Rodrigue KABORE, exploitant de salles de cinéma du Burkina

Rodrigue KABORE, exploitant de salles de cinéma du Burkina

Après “l’Or des YOUNGA “, “DOSSIER BRULANT” et le “FOULARD NOIR” du réalisateur burkinabé Boubacar DIALLO, voici “FASO FURIE”, un autre film d’action réalisé par Michael KAMOANGA et produit par Rodrigue KABORE. FASO FURIE , ce film qui est à la croisée du rire et de l’action policière a coûté la bagatelle de 57 millions. Même s’il avait coûté trois fois cette somme, là n’est pas la question. Il serait plutôt intéressant de savoir comment l’idée est venue à Rodrigue KABORE, ce jeune exploitant de salle de devenir subitement producteur malgré les soucis de trésoreries liés à la gestion des salles de cinéma. Retenez en passant que Rodrigue KABORE est le fils de Monsieur Franck Alain KABORE, Président Directeur Général de ” NEERWAYA MULTIVISION
Cependant, ce qui est réconfortant, c’est le courage, la vision et la détermination de ce garçon à relever un défi ; celui de reconquérir à tout prix les cinéphiles par des films d’une nouvelle génération notamment des films d’action à l’africaine. Conscient de la faiblesse de production cinématographique au Burkina, notre invité apporte la solution en se lançant lui-même dans la production. Son investissement personnel en tant que producteur dans les films “DOCTEUR FOLIE” et “FASO FURIE” répond sans doute à ce souci. C’est en présence de MICHAEL KAMOANGA, Réalisateur du Film “FASO FURUE” et des étudiantes de l’Ecole Supérieure de Technologie et de Management que Rodrigue KABORE, notre invité de cette semaine s’est prêté à nos questions :

Artistebf : Comment va -t-on vous appeler ? Producteur, comédien, exploitant de salles de cinéma ou réalisateur puisque dans le film Faso furie, vous portez les 3 casquettes ?
Rodrigue KABORE ( R.K.) : Producteur ! C’est vrai qu’au Burkina, les cinéphiles font toujours la confusion; c’est tout à fait normal. Depuis des années, la plupart de nos réalisateurs sont en même temps les producteurs de leurs propres films. Dans la logique des choses, le producteur est totalement différent du réalisateur. Alors dans mon cas, je ne suis pas du tout réalisateur parce que je n’ai pas la formation de réalisateur. Je ne suis que producteur du film Faso Furie et Michael KAMOANGA en est le réalisateur.

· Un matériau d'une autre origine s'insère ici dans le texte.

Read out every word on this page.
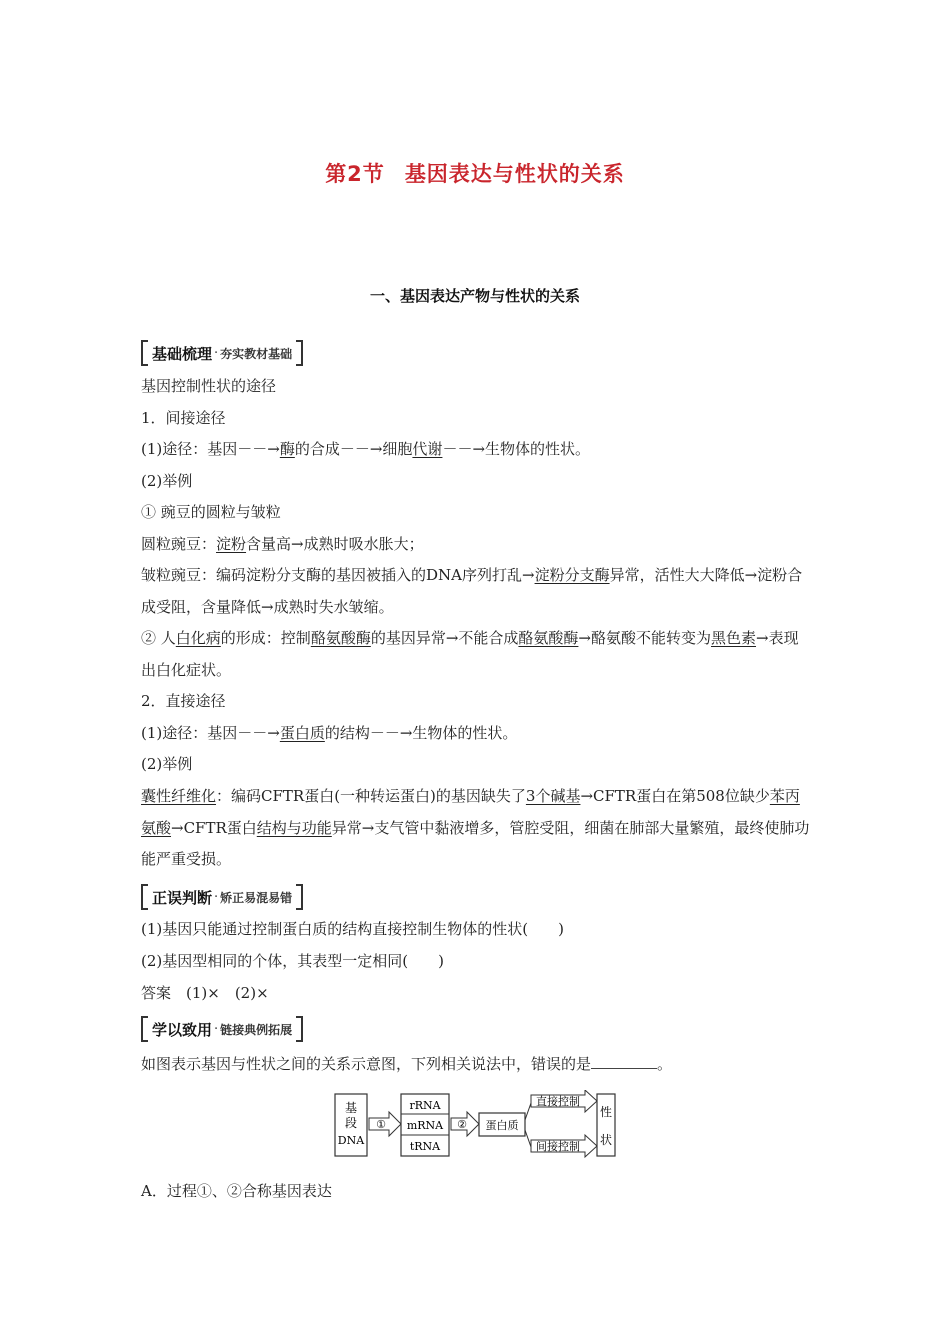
第2节 基因表达与性状的关系
一、基因表达产物与性状的关系
基础梳理 · 夯实教材基础
基因控制性状的途径
1．间接途径
(1)途径：基因－－→酶的合成－－→细胞代谢－－→生物体的性状。
(2)举例
① 豌豆的圆粒与皱粒
圆粒豌豆：淀粉含量高→成熟时吸水胀大；
皱粒豌豆：编码淀粉分支酶的基因被插入的DNA序列打乱→淀粉分支酶异常，活性大大降低→淀粉合成受阻，含量降低→成熟时失水皱缩。
② 人白化病的形成：控制酪氨酸酶的基因异常→不能合成酪氨酸酶→酪氨酸不能转变为黑色素→表现出白化症状。
2．直接途径
(1)途径：基因－－→蛋白质的结构－－→生物体的性状。
(2)举例
囊性纤维化：编码CFTR蛋白(一种转运蛋白)的基因缺失了3个碱基→CFTR蛋白在第508位缺少苯丙氨酸→CFTR蛋白结构与功能异常→支气管中黏液增多，管腔受阻，细菌在肺部大量繁殖，最终使肺功能严重受损。
正误判断 · 矫正易混易错
(1)基因只能通过控制蛋白质的结构直接控制生物体的性状(　　)
(2)基因型相同的个体，其表型一定相同(　　)
答案　(1)×　(2)×
学以致用 · 链接典例拓展
如图表示基因与性状之间的关系示意图，下列相关说法中，错误的是	。
基
段
DNA
①
rRNA
mRNA
tRNA
② 蛋白质
直接控制
间接控制
性
状
A．过程①、②合称基因表达
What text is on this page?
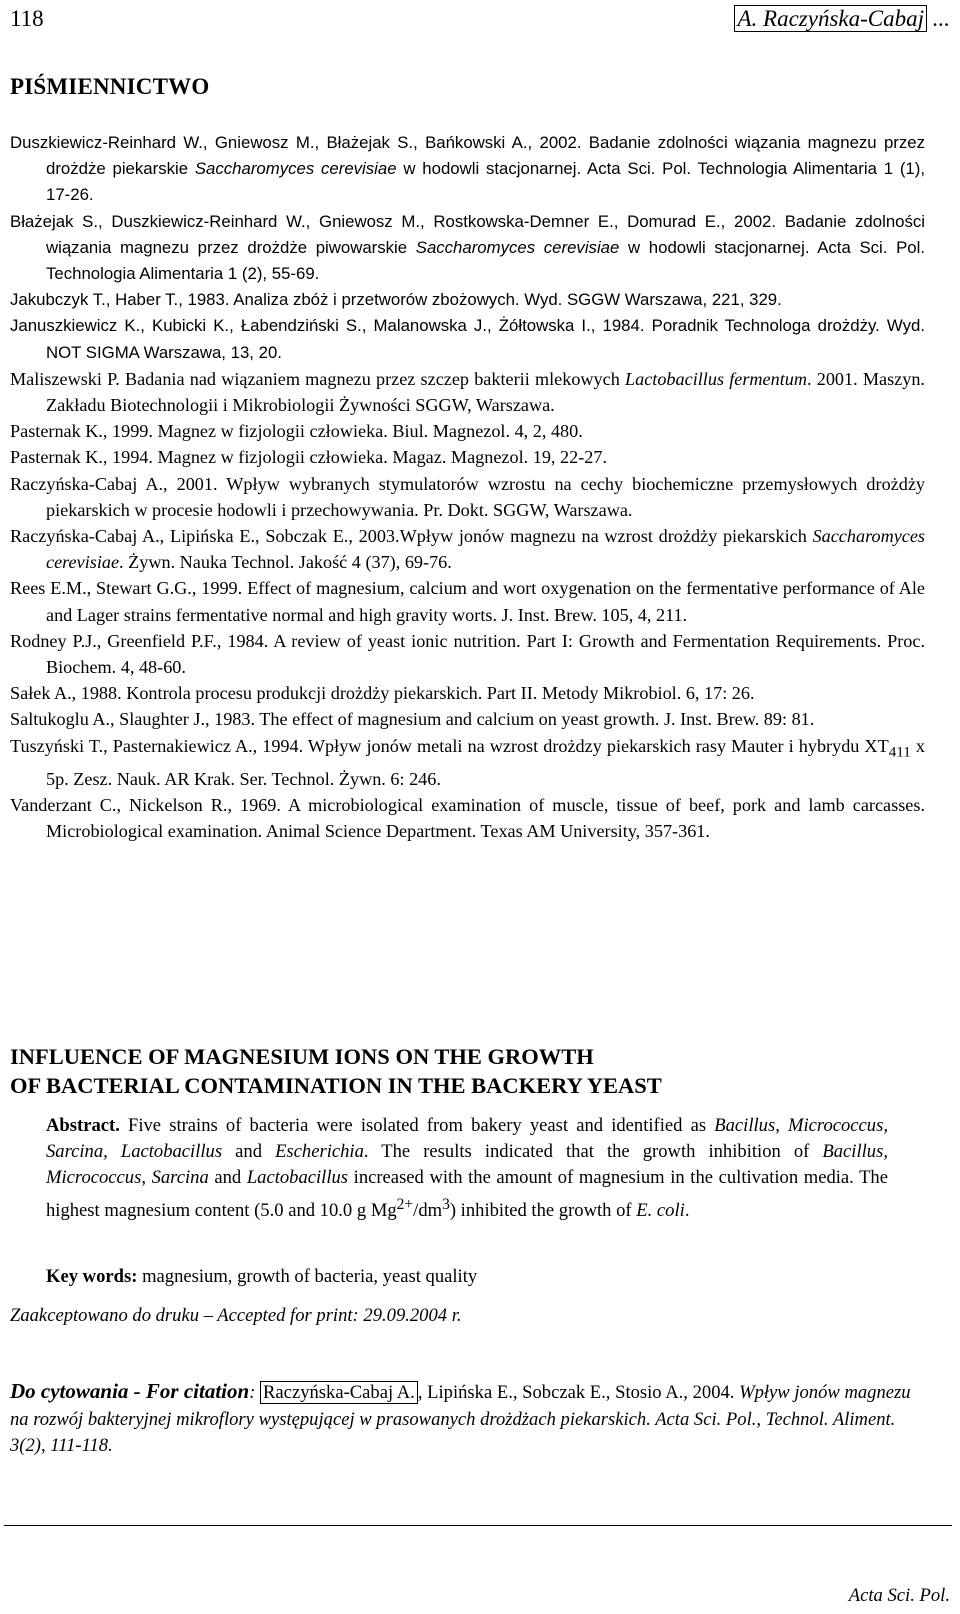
118	A. Raczyńska-Cabaj ...
PIŚMIENNICTWO

Duszkiewicz-Reinhard W., Gniewosz M., Błażejak S., Bańkowski A., 2002. Badanie zdolności wiązania magnezu przez drożdże piekarskie Saccharomyces cerevisiae w hodowli stacjonarnej. Acta Sci. Pol. Technologia Alimentaria 1 (1), 17-26.

Błażejak S., Duszkiewicz-Reinhard W., Gniewosz M., Rostkowska-Demner E., Domurad E., 2002. Badanie zdolności wiązania magnezu przez drożdże piwowarskie Saccharomyces cerevisiae w hodowli stacjonarnej. Acta Sci. Pol. Technologia Alimentaria 1 (2), 55-69.

Jakubczyk T., Haber T., 1983. Analiza zbóż i przetworów zbożowych. Wyd. SGGW Warszawa, 221, 329.

Januszkiewicz K., Kubicki K., Łabendziński S., Malanowska J., Żółtowska I., 1984. Poradnik Technologa drożdży. Wyd. NOT SIGMA Warszawa, 13, 20.

Maliszewski P. Badania nad wiązaniem magnezu przez szczep bakterii mlekowych Lactobacillus fermentum. 2001. Maszyn. Zakładu Biotechnologii i Mikrobiologii Żywności SGGW, Warszawa.

Pasternak K., 1999. Magnez w fizjologii człowieka. Biul. Magnezol. 4, 2, 480.

Pasternak K., 1994. Magnez w fizjologii człowieka. Magaz. Magnezol. 19, 22-27.

Raczyńska-Cabaj A., 2001. Wpływ wybranych stymulatorów wzrostu na cechy biochemiczne przemysłowych drożdży piekarskich w procesie hodowli i przechowywania. Pr. Dokt. SGGW, Warszawa.

Raczyńska-Cabaj A., Lipińska E., Sobczak E., 2003.Wpływ jonów magnezu na wzrost drożdży piekarskich Saccharomyces cerevisiae. Żywn. Nauka Technol. Jakość 4 (37), 69-76.

Rees E.M., Stewart G.G., 1999. Effect of magnesium, calcium and wort oxygenation on the fermentative performance of Ale and Lager strains fermentative normal and high gravity worts. J. Inst. Brew. 105, 4, 211.

Rodney P.J., Greenfield P.F., 1984. A review of yeast ionic nutrition. Part I: Growth and Fermentation Requirements. Proc. Biochem. 4, 48-60.

Sałek A., 1988. Kontrola procesu produkcji drożdży piekarskich. Part II. Metody Mikrobiol. 6, 17: 26.

Saltukoglu A., Slaughter J., 1983. The effect of magnesium and calcium on yeast growth. J. Inst. Brew. 89: 81.

Tuszyński T., Pasternakiewicz A., 1994. Wpływ jonów metali na wzrost drożdzy piekarskich rasy Mauter i hybrydu $XT_{411}$ x 5p. Zesz. Nauk. AR Krak. Ser. Technol. Żywn. 6: 246.

Vanderzant C., Nickelson R., 1969. A microbiological examination of muscle, tissue of beef, pork and lamb carcasses. Microbiological examination. Animal Science Department. Texas AM University, 357-361.

INFLUENCE OF MAGNESIUM IONS ON THE GROWTH
OF BACTERIAL CONTAMINATION IN THE BACKERY YEAST
Abstract. Five strains of bacteria were isolated from bakery yeast and identified as Bacillus, Micrococcus, Sarcina, Lactobacillus and Escherichia. The results indicated that the growth inhibition of Bacillus, Micrococcus, Sarcina and Lactobacillus increased with the amount of magnesium in the cultivation media. The highest magnesium content (5.0 and 10.0 g $Mg^{2+}/dm^3$) inhibited the growth of E. coli.
Key words: magnesium, growth of bacteria, yeast quality
Zaakceptowano do druku – Accepted for print: 29.09.2004 r.
Do cytowania - For citation: Raczyńska-Cabaj A. , Lipińska E., Sobczak E., Stosio A., 2004. Wpływ jonów magnezu na rozwój bakteryjnej mikroflory występującej w prasowanych drożdżach piekarskich. Acta Sci. Pol., Technol. Aliment. 3(2), 111-118.
Acta Sci. Pol.
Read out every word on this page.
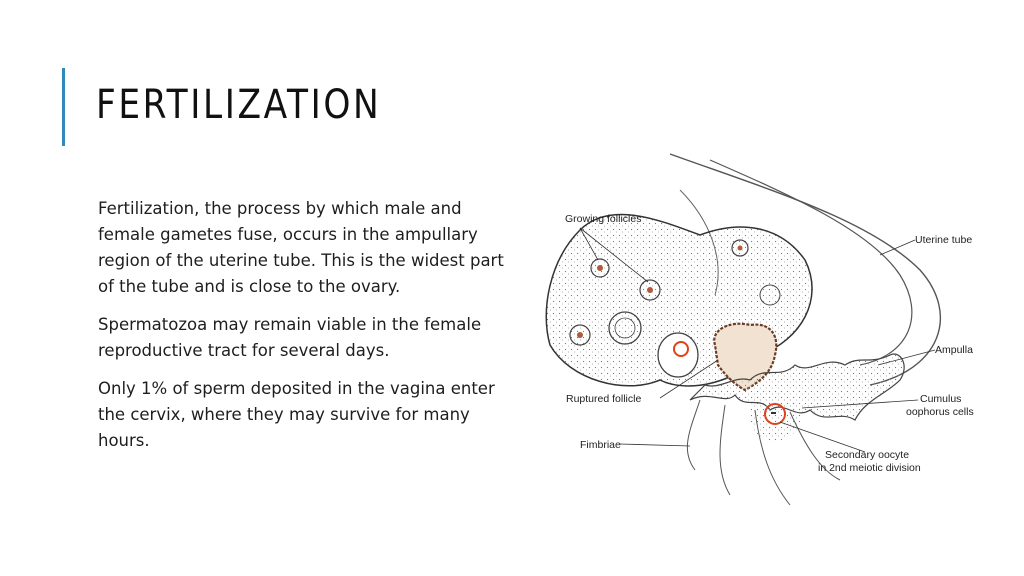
FERTILIZATION

Fertilization, the process by which male and female gametes fuse, occurs in the ampullary region of the uterine tube. This is the widest part of the tube and is close to the ovary.

Spermatozoa may remain viable in the female reproductive tract for several days.

Only 1% of sperm deposited in the vagina enter the cervix, where they may survive for many hours.

Growing follicles
Uterine tube
Ampulla
Ruptured follicle	Cumulus
oophorus cells
Fimbriae
Secondary oocyte
in 2nd meiotic division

ART : Faut-il donc vous ôter aussi votre casquette d’exploitant de salles de ciné ?
R.K. : Non ! C’est même la base comme ça ! Je suis exploitant de salles; là, je ne peux pas m’échapper. Je suis le président des exploitants des salles de cinéma du Burkina. C’est de l’exploitation qu’est venue l’envie forte d’aller aujourd’hui vers la distribution. De la distribution, est née l’envie de m’investir dans la production. En tant qu’exploitant, je n’avais par an que trois films burkinabé : les films de Boubacar DIALLO, de Sid-Naaba et d’Adama ROUAMBA. Ce sont ces 3 réalisateurs qui arrivaient régulièrement à produire des films dans un temps relativement raisonnable. Donc, si un exploitant de salle ne doit attendre dans l’année que deux ou trois films pour fonctionner, il risque de fermer boutique. C’est ce qui explique la fermeture de nombreuses salles de cinéma en Afrique parce qu’il manque tout simplement la matière première. C’est fort de ce constat, que nous avons décidé de nous lancer dans la production cinématographique. Dieu merci, j’ai trouvé un challenger de taille en la personne de Michael KAMOANGA. Au départ, les gens ne nous prenaient pas au sérieux, parce que faire des films d’action n’était pas donné à n’importe qui, encore moins à des Africains. Heureusement, le film “Docteur Folie”, (notre premier bébé) a surpris plus d’un cinéphile.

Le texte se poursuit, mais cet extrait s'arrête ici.